The Competition Bureau recently decided not to recommend charges against an autoparts maker who rigged bids, because the cars containing their parts were mostly sold in the US. Instead, it cooperated with the US Department of Justice its investigation.
As a result, Hiroshima based Nishikawa Rubber pleaded guilty in the US to rigging bids for body sealing parts (BSPs) from 2000 to 2012. BSPs keep the interiors of cars dry, protected and quiet.
Nishikawa was fined US$130 million. This amount includes a penalty for the over $200-million of rigged sales to Canadian-based car manufacturers, including Toyota and Honda. Since the cars for which the BSPs were used were mostly bound for sale in the US, the investigation required “unprecedented” cooperation between the DOJ’s Antitrust Division and the Bureau.

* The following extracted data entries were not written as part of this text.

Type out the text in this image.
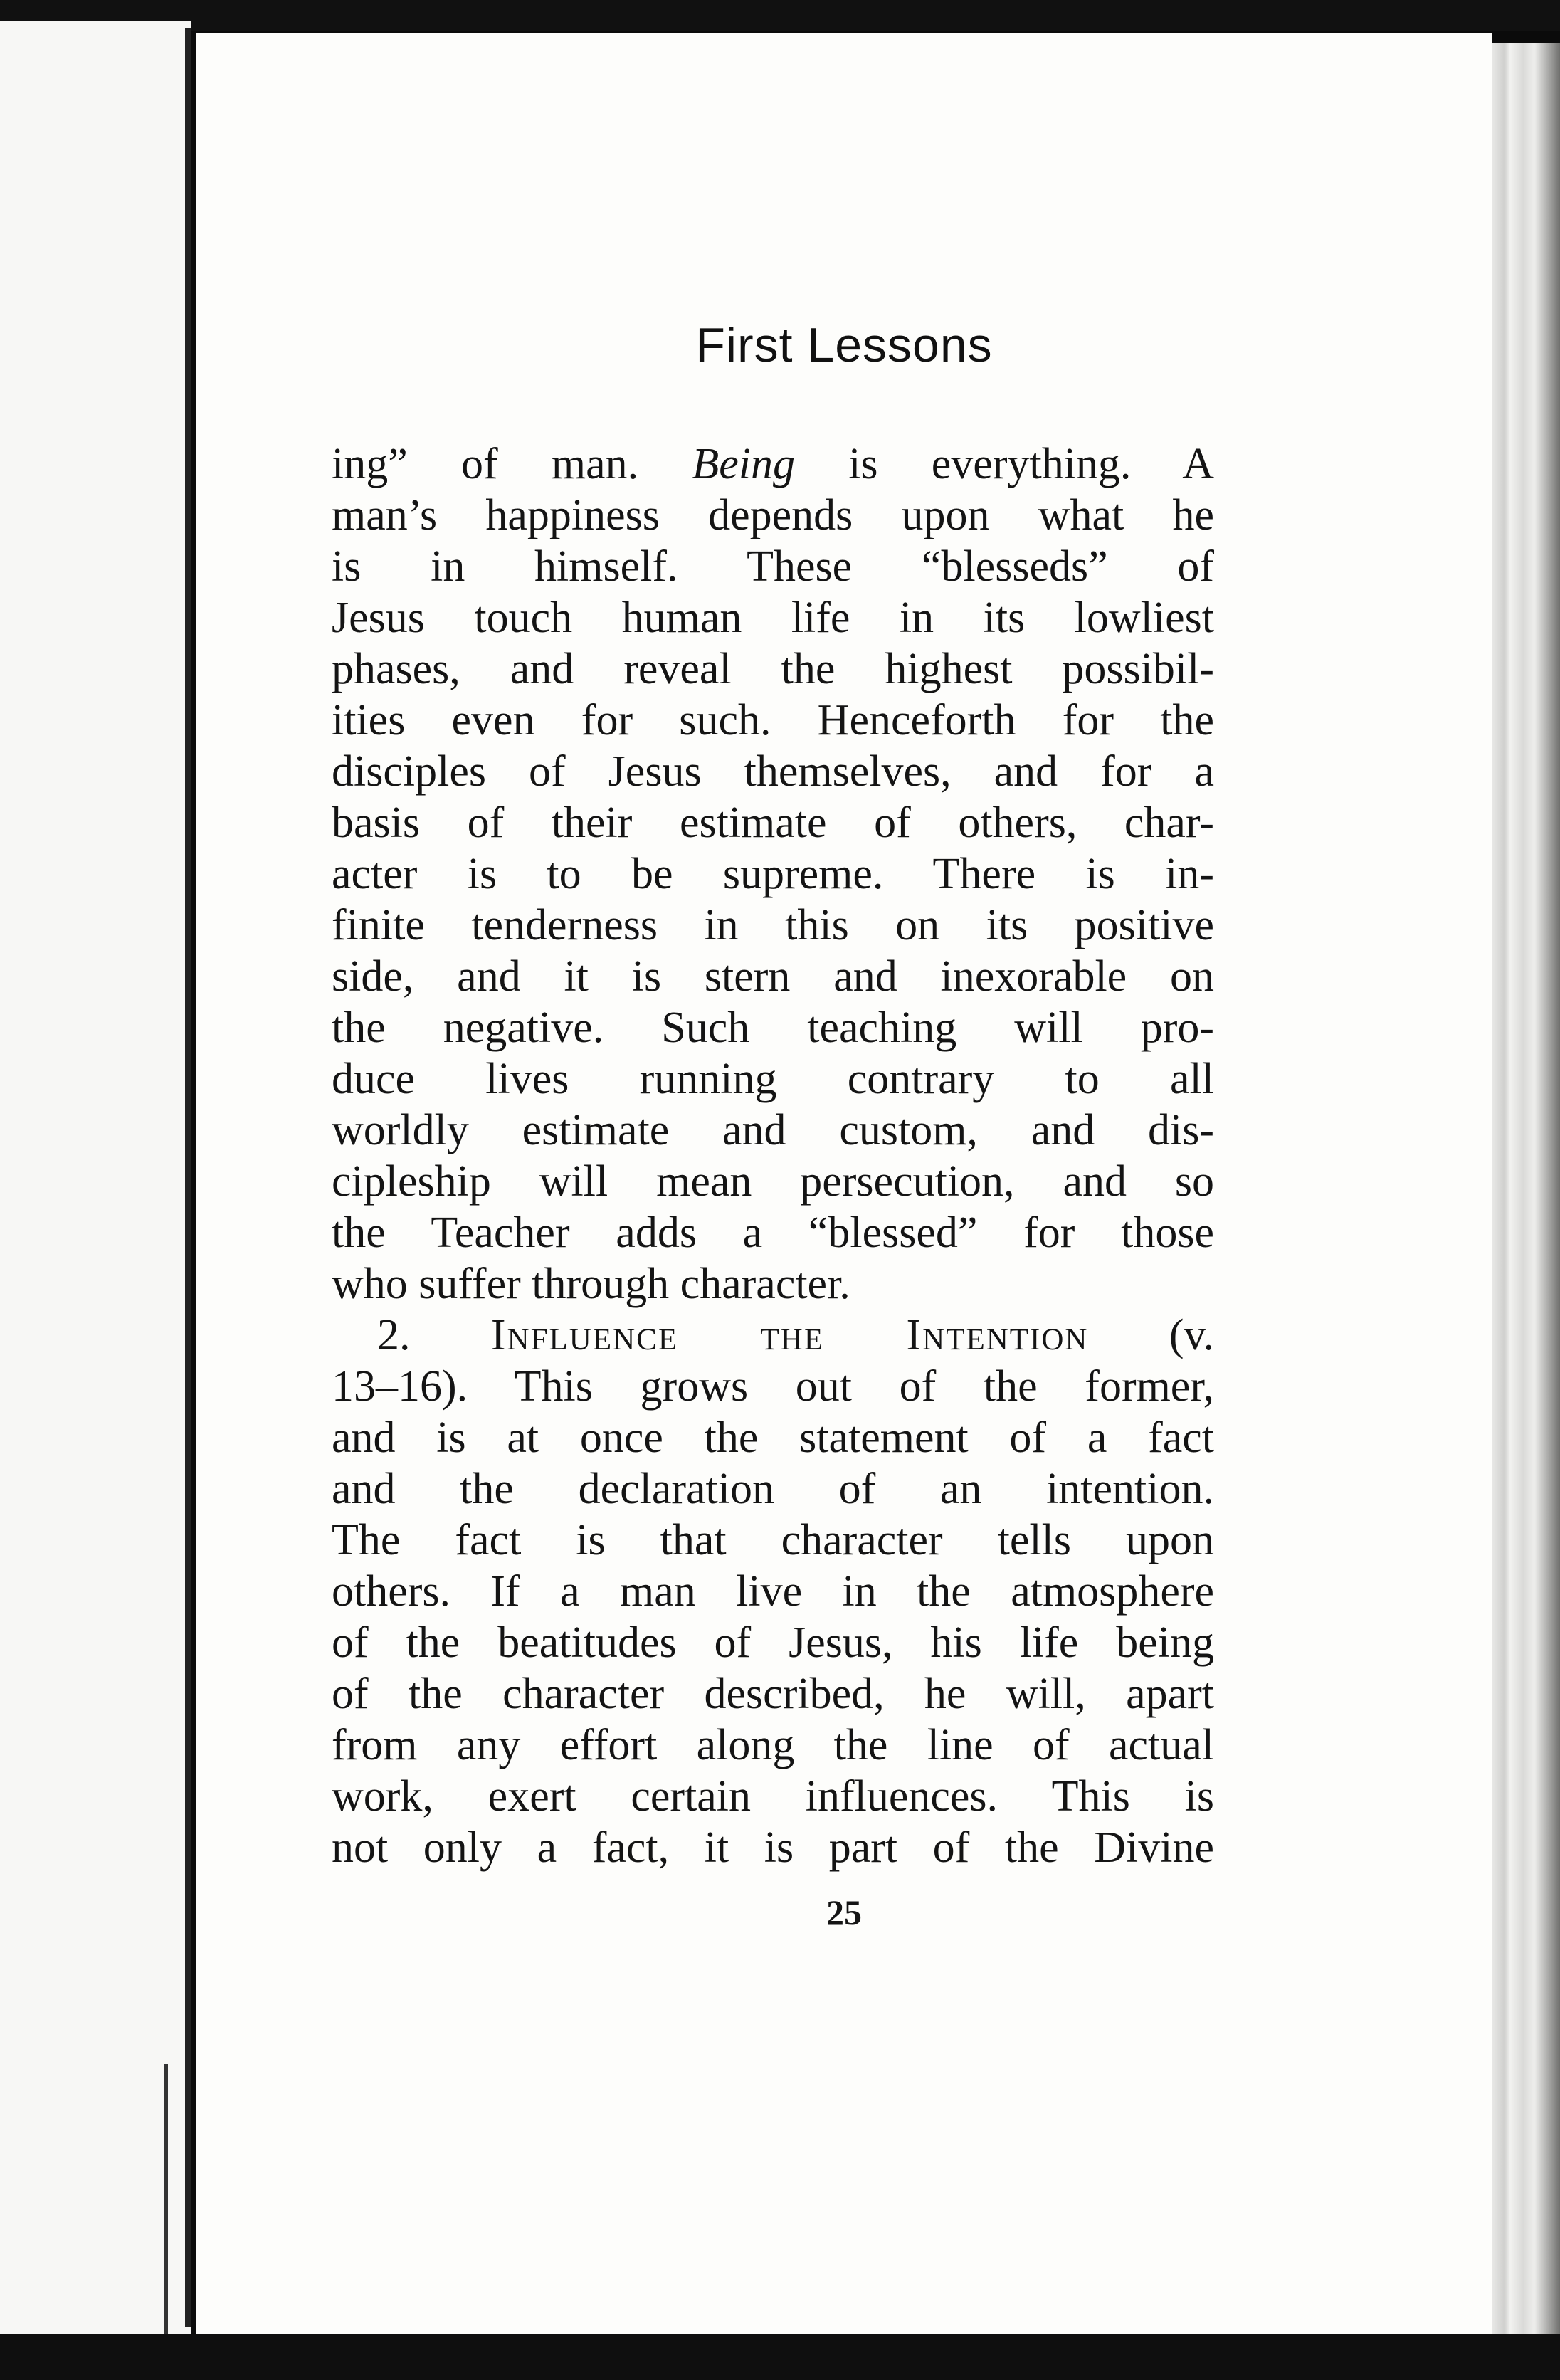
First Lessons
ing” of man. Being is everything. A
man’s happiness depends upon what he
is in himself. These “blesseds” of
Jesus touch human life in its lowliest
phases, and reveal the highest possibil-
ities even for such. Henceforth for the
disciples of Jesus themselves, and for a
basis of their estimate of others, char-
acter is to be supreme. There is in-
finite tenderness in this on its positive
side, and it is stern and inexorable on
the negative. Such teaching will pro-
duce lives running contrary to all
worldly estimate and custom, and dis-
cipleship will mean persecution, and so
the Teacher adds a “blessed” for those
who suffer through character.
2. Influence the Intention (v.
13–16). This grows out of the former,
and is at once the statement of a fact
and the declaration of an intention.
The fact is that character tells upon
others. If a man live in the atmosphere
of the beatitudes of Jesus, his life being
of the character described, he will, apart
from any effort along the line of actual
work, exert certain influences. This is
not only a fact, it is part of the Divine
25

“Today’s resolution is only the most recent and visible example of cooperation that routinely occurs between the Competition Bureau and U.S. Department of Justice,” US Deputy Assistant Attorney General Snyder said. “We greatly appreciate and value the working relationship our two agencies have developed over many years of pursuing a shared mission to protect competition in our markets and the consumers who benefit from it.”
The Bureau’s decision not to pursue this matter in Canada is also a sign of increasing cooperation between the Bureau and US antitrust authorities in cross-border cases.